An application has been submitted to test the contaminated soil at an abandoned steel mill and truck repair facility —adjacent to the housing development—which for decades was laced with lead, arsenic, mercury, chromium, petroleum by-products and other carcinogens left over from the manufacturing days of the old Alameda Industrial Corridor. It’s a rusting, rodent-ridden 21-acre eyesore not far from Jordan High School and known to locals as “the factory.”

The housing authority wants to remove and replace thousands of truckloads of contaminated soil there. The 2,500 residents who live near the site are concerned that the contaminants have naturally seeped into the grounds of the housing project and are calling on the housing authority to extend its soil testing into the housing development. The housing authority has not planned to test the residential soil.
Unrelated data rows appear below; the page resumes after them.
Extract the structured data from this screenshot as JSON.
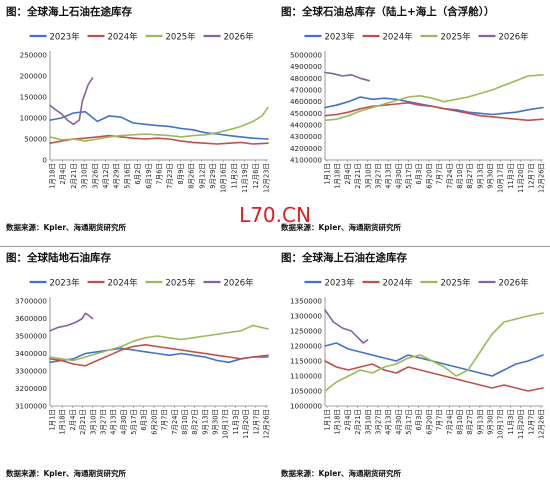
{
  "watermark": "L70.CN",
  "source_text": "数据来源：Kpler、海通期货研究所",
  "series_names": [
    "2023年",
    "2024年",
    "2025年",
    "2026年"
  ],
  "series_colors": [
    "#4472C4",
    "#C0504D",
    "#9BBB59",
    "#8064A2"
  ],
  "x_tick_labels": [
    "1月1日",
    "1月18日",
    "2月4日",
    "2月21日",
    "3月10日",
    "3月27日",
    "4月13日",
    "4月30日",
    "5月17日",
    "6月3日",
    "6月20日",
    "7月7日",
    "7月24日",
    "8月10日",
    "8月27日",
    "9月13日",
    "9月30日",
    "10月17日",
    "11月3日",
    "11月20日",
    "12月7日",
    "12月24日"
  ],
  "chart_data": [
    {
      "type": "line",
      "title": "图：全球海上石油在途库存",
      "ylim": [
        0,
        250000
      ],
      "yticks": [
        0,
        50000,
        100000,
        150000,
        200000,
        250000
      ],
      "x_day_range": [
        1,
        365
      ],
      "x_ticks": [
        "1月18日",
        "2月4日",
        "2月21日",
        "3月10日",
        "3月26日",
        "4月12日",
        "4月29日",
        "5月16日",
        "6月2日",
        "6月19日",
        "7月6日",
        "7月23日",
        "8月9日",
        "8月26日",
        "9月12日",
        "9月29日",
        "10月16日",
        "11月2日",
        "11月19日",
        "12月6日",
        "12月23日"
      ],
      "series": [
        {
          "name": "2023年",
          "x": [
            1,
            20,
            40,
            60,
            80,
            100,
            120,
            140,
            160,
            180,
            200,
            220,
            240,
            260,
            280,
            300,
            320,
            340,
            365
          ],
          "values": [
            95000,
            100000,
            112000,
            115000,
            92000,
            105000,
            102000,
            88000,
            85000,
            82000,
            80000,
            75000,
            72000,
            65000,
            62000,
            58000,
            55000,
            52000,
            50000
          ]
        },
        {
          "name": "2024年",
          "x": [
            1,
            20,
            40,
            60,
            80,
            100,
            120,
            140,
            160,
            180,
            200,
            220,
            240,
            260,
            280,
            300,
            320,
            340,
            365
          ],
          "values": [
            40000,
            45000,
            50000,
            52000,
            55000,
            58000,
            55000,
            52000,
            50000,
            52000,
            50000,
            45000,
            42000,
            40000,
            38000,
            40000,
            42000,
            38000,
            40000
          ]
        },
        {
          "name": "2025年",
          "x": [
            1,
            20,
            40,
            60,
            80,
            100,
            120,
            140,
            160,
            180,
            200,
            220,
            240,
            260,
            280,
            300,
            320,
            340,
            355,
            365
          ],
          "values": [
            55000,
            48000,
            50000,
            45000,
            50000,
            55000,
            58000,
            60000,
            62000,
            60000,
            58000,
            55000,
            58000,
            60000,
            65000,
            72000,
            80000,
            92000,
            105000,
            125000
          ]
        },
        {
          "name": "2026年",
          "x": [
            1,
            10,
            20,
            30,
            40,
            50,
            55,
            60,
            65,
            72
          ],
          "values": [
            130000,
            120000,
            110000,
            95000,
            85000,
            95000,
            140000,
            160000,
            180000,
            195000
          ]
        }
      ]
    },
    {
      "type": "line",
      "title": "图：全球石油总库存（陆上+海上（含浮舱））",
      "ylim": [
        4100000,
        5000000
      ],
      "yticks": [
        4100000,
        4200000,
        4300000,
        4400000,
        4500000,
        4600000,
        4700000,
        4800000,
        4900000,
        5000000
      ],
      "x_day_range": [
        1,
        365
      ],
      "x_ticks": [
        "1月1日",
        "1月18日",
        "2月4日",
        "2月21日",
        "3月10日",
        "3月27日",
        "4月13日",
        "4月30日",
        "5月17日",
        "6月3日",
        "6月20日",
        "7月7日",
        "7月24日",
        "8月10日",
        "8月27日",
        "9月13日",
        "9月30日",
        "10月17日",
        "11月3日",
        "11月20日",
        "12月7日",
        "12月26日"
      ],
      "series": [
        {
          "name": "2023年",
          "x": [
            1,
            20,
            40,
            60,
            80,
            100,
            120,
            140,
            160,
            180,
            200,
            220,
            240,
            260,
            280,
            300,
            320,
            340,
            365
          ],
          "values": [
            4550000,
            4570000,
            4600000,
            4640000,
            4620000,
            4630000,
            4620000,
            4600000,
            4580000,
            4560000,
            4540000,
            4530000,
            4510000,
            4500000,
            4490000,
            4500000,
            4510000,
            4530000,
            4550000
          ]
        },
        {
          "name": "2024年",
          "x": [
            1,
            20,
            40,
            60,
            80,
            100,
            120,
            140,
            160,
            180,
            200,
            220,
            240,
            260,
            280,
            300,
            320,
            340,
            365
          ],
          "values": [
            4480000,
            4490000,
            4510000,
            4540000,
            4560000,
            4570000,
            4580000,
            4590000,
            4570000,
            4560000,
            4540000,
            4520000,
            4500000,
            4480000,
            4470000,
            4460000,
            4450000,
            4440000,
            4450000
          ]
        },
        {
          "name": "2025年",
          "x": [
            1,
            20,
            40,
            60,
            80,
            100,
            120,
            140,
            160,
            180,
            200,
            220,
            240,
            260,
            280,
            300,
            320,
            340,
            365
          ],
          "values": [
            4440000,
            4450000,
            4480000,
            4520000,
            4550000,
            4580000,
            4610000,
            4640000,
            4650000,
            4630000,
            4600000,
            4620000,
            4640000,
            4670000,
            4700000,
            4740000,
            4780000,
            4820000,
            4830000
          ]
        },
        {
          "name": "2026年",
          "x": [
            1,
            15,
            30,
            45,
            60,
            75
          ],
          "values": [
            4850000,
            4840000,
            4820000,
            4830000,
            4800000,
            4780000
          ]
        }
      ]
    },
    {
      "type": "line",
      "title": "图：全球陆地石油库存",
      "ylim": [
        3100000,
        3700000
      ],
      "yticks": [
        3100000,
        3200000,
        3300000,
        3400000,
        3500000,
        3600000,
        3700000
      ],
      "x_day_range": [
        1,
        365
      ],
      "x_ticks": [
        "1月1日",
        "1月18日",
        "2月4日",
        "2月21日",
        "3月10日",
        "3月27日",
        "4月13日",
        "4月30日",
        "5月17日",
        "6月3日",
        "6月20日",
        "7月7日",
        "7月24日",
        "8月10日",
        "8月27日",
        "9月13日",
        "9月30日",
        "10月17日",
        "11月3日",
        "11月20日",
        "12月7日",
        "12月26日"
      ],
      "series": [
        {
          "name": "2023年",
          "x": [
            1,
            20,
            40,
            60,
            80,
            100,
            120,
            140,
            160,
            180,
            200,
            220,
            240,
            260,
            280,
            300,
            320,
            340,
            365
          ],
          "values": [
            3350000,
            3360000,
            3370000,
            3400000,
            3410000,
            3420000,
            3430000,
            3420000,
            3410000,
            3400000,
            3390000,
            3400000,
            3390000,
            3380000,
            3360000,
            3350000,
            3370000,
            3380000,
            3380000
          ]
        },
        {
          "name": "2024年",
          "x": [
            1,
            20,
            40,
            60,
            80,
            100,
            120,
            140,
            160,
            180,
            200,
            220,
            240,
            260,
            280,
            300,
            320,
            340,
            365
          ],
          "values": [
            3370000,
            3360000,
            3340000,
            3330000,
            3360000,
            3390000,
            3420000,
            3440000,
            3450000,
            3440000,
            3430000,
            3420000,
            3410000,
            3400000,
            3390000,
            3380000,
            3370000,
            3380000,
            3390000
          ]
        },
        {
          "name": "2025年",
          "x": [
            1,
            20,
            40,
            60,
            80,
            100,
            120,
            140,
            160,
            180,
            200,
            220,
            240,
            260,
            280,
            300,
            320,
            340,
            365
          ],
          "values": [
            3380000,
            3370000,
            3360000,
            3380000,
            3400000,
            3420000,
            3440000,
            3470000,
            3490000,
            3500000,
            3490000,
            3480000,
            3490000,
            3500000,
            3510000,
            3520000,
            3530000,
            3560000,
            3540000
          ]
        },
        {
          "name": "2026年",
          "x": [
            1,
            15,
            30,
            45,
            55,
            60,
            65,
            72
          ],
          "values": [
            3530000,
            3550000,
            3560000,
            3580000,
            3600000,
            3630000,
            3620000,
            3600000
          ]
        }
      ]
    },
    {
      "type": "line",
      "title": "图：全球海上石油在途库存",
      "ylim": [
        1000000,
        1350000
      ],
      "yticks": [
        1000000,
        1050000,
        1100000,
        1150000,
        1200000,
        1250000,
        1300000,
        1350000
      ],
      "x_day_range": [
        1,
        365
      ],
      "x_ticks": [
        "1月1日",
        "1月18日",
        "2月4日",
        "2月21日",
        "3月10日",
        "3月27日",
        "4月13日",
        "4月30日",
        "5月17日",
        "6月3日",
        "6月20日",
        "7月7日",
        "7月24日",
        "8月10日",
        "8月27日",
        "9月13日",
        "9月30日",
        "10月17日",
        "11月3日",
        "11月20日",
        "12月7日",
        "12月26日"
      ],
      "series": [
        {
          "name": "2023年",
          "x": [
            1,
            20,
            40,
            60,
            80,
            100,
            120,
            140,
            160,
            180,
            200,
            220,
            240,
            260,
            280,
            300,
            320,
            340,
            365
          ],
          "values": [
            1200000,
            1210000,
            1190000,
            1180000,
            1170000,
            1160000,
            1150000,
            1170000,
            1160000,
            1150000,
            1140000,
            1130000,
            1120000,
            1110000,
            1100000,
            1120000,
            1140000,
            1150000,
            1170000
          ]
        },
        {
          "name": "2024年",
          "x": [
            1,
            20,
            40,
            60,
            80,
            100,
            120,
            140,
            160,
            180,
            200,
            220,
            240,
            260,
            280,
            300,
            320,
            340,
            365
          ],
          "values": [
            1150000,
            1130000,
            1120000,
            1130000,
            1140000,
            1120000,
            1110000,
            1130000,
            1120000,
            1110000,
            1100000,
            1090000,
            1080000,
            1070000,
            1060000,
            1070000,
            1060000,
            1050000,
            1060000
          ]
        },
        {
          "name": "2025年",
          "x": [
            1,
            20,
            40,
            60,
            80,
            100,
            120,
            140,
            160,
            180,
            200,
            220,
            240,
            260,
            280,
            300,
            320,
            340,
            365
          ],
          "values": [
            1050000,
            1080000,
            1100000,
            1120000,
            1110000,
            1130000,
            1140000,
            1160000,
            1170000,
            1150000,
            1130000,
            1100000,
            1120000,
            1180000,
            1240000,
            1280000,
            1290000,
            1300000,
            1310000
          ]
        },
        {
          "name": "2026年",
          "x": [
            1,
            15,
            30,
            45,
            55,
            60,
            65,
            72
          ],
          "values": [
            1320000,
            1280000,
            1260000,
            1250000,
            1230000,
            1220000,
            1210000,
            1220000
          ]
        }
      ]
    }
  ]
}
“It’s about time,” Thelmy Perez, an organizer with the L.A. Human Right to Housing Collective, told the Los Angeles Times this week. “The community has been asking for this since last August and those calls had been ignored.” At that time, residents were informed that Jordan Downs would be undergoing extensive remodeling, but that plan was put on hold in March when city officials learned that they would not be awarded a $30-million federal grant to help pay for the project.

Much of the soil along Alameda Street is likely contaminated from the old steel mills, foundries and manufacturing plants that arose shortly before and during World War II. Soil contaminated with carcinogens is a big concern among parents whose children typically play in the dirt, breath in the poisons and often transfer these deadly chemicals by footprint back into their apartments. This can result in health problems including cancer, lung disease and permanent learning deficiencies because of the way these toxins can affect the brain.

Larry Goins, senior director of real estate development for the housing authority, said this week he saw no “scientific” or “health reasons” to survey and test the Jordan Downs soil. “The reason we didn’t do it before is, we don’t want to scare our residents. We don’t expect to find anything,” he said.

The disputed area is among the initial clean-up efforts in the first phase of the plan to expand and gentrify the World War II-era housing project into a mixed-income, “urban village” of up to 1,800 new dwellings.